Rendering in multiple frames

Hi everyone,

In my application I’m facing performance issues when trying to render large scenes.

Problems start to arise when I reach the order of magnitude of around 100.000 separate objects.
Typically the scene is built as a tree, with different leaves referencing the same geometry but with a different transformation and/or properties.

In order to have interactive frame rates during zoom/pan/rotate movements I’m filtering the entities so that only a subset of them get drawn, when the movement ends I switch back to my static rendering routine.

A huge problem I’m having is that the static rendering takes so long that introduces a noticeable latency when the user decides to start a new movement.
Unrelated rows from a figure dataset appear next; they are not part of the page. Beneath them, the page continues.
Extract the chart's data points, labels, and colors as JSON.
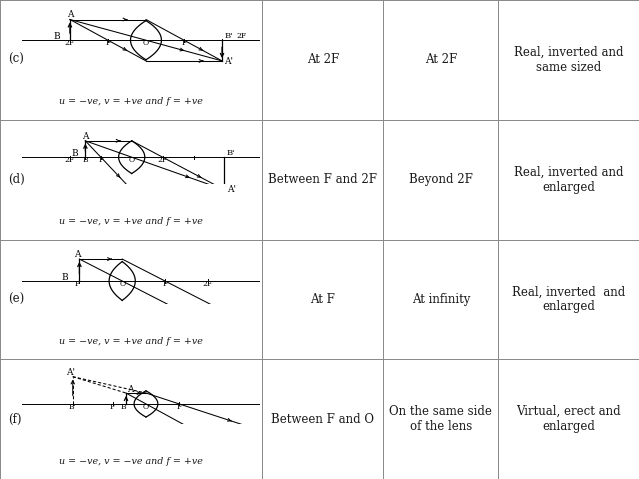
{
  "rows": [
    {
      "label": "(c)",
      "formula": "u = −ve, v = +ve and f = +ve",
      "col2": "At 2F",
      "col3": "At 2F",
      "col4": "Real, inverted and\nsame sized"
    },
    {
      "label": "(d)",
      "formula": "u = −ve, v = +ve and f = +ve",
      "col2": "Between F and 2F",
      "col3": "Beyond 2F",
      "col4": "Real, inverted and\nenlarged"
    },
    {
      "label": "(e)",
      "formula": "u = −ve, v = +ve and f = +ve",
      "col2": "At F",
      "col3": "At infinity",
      "col4": "Real, inverted  and\nenlarged"
    },
    {
      "label": "(f)",
      "formula": "u = −ve, v = −ve and f = +ve",
      "col2": "Between F and O",
      "col3": "On the same side\nof the lens",
      "col4": "Virtual, erect and\nenlarged"
    }
  ],
  "col_bounds": [
    0.0,
    0.41,
    0.6,
    0.78,
    1.0
  ],
  "row_bounds": [
    1.0,
    0.75,
    0.5,
    0.25,
    0.0
  ],
  "bg_color": "#ffffff",
  "text_color": "#1a1a1a",
  "line_color": "#888888"
}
So I’m experimenting with splitting the rendering of the final image into chunks (the next chunk starts with color depth and stencil from the previous one), so that after each chunk the process is able to process incoming user input and start the dynamic drawing again.

I wanted to ask you if this is a bad solution or could be acceptable (with bad meaning that the solved issues are less than the potential new ones, I’ve just started developing this feature), and if there are other products/projects with a similar design.

Do those 100.000 seperate objects map to 100.000 seperate drawcalls? Because then you might want to try batch rendering first. But even before that try to profile what the cause of the latency is. Is the gpu stalling because it is being scheduled many small tasks or is it actually very busy and is it simply to much computation work?

Whether your solution is acceptable depends on you I suppose. I’m getting the feeling that you are not running a realtime application anyway, so splitting the rendering could work.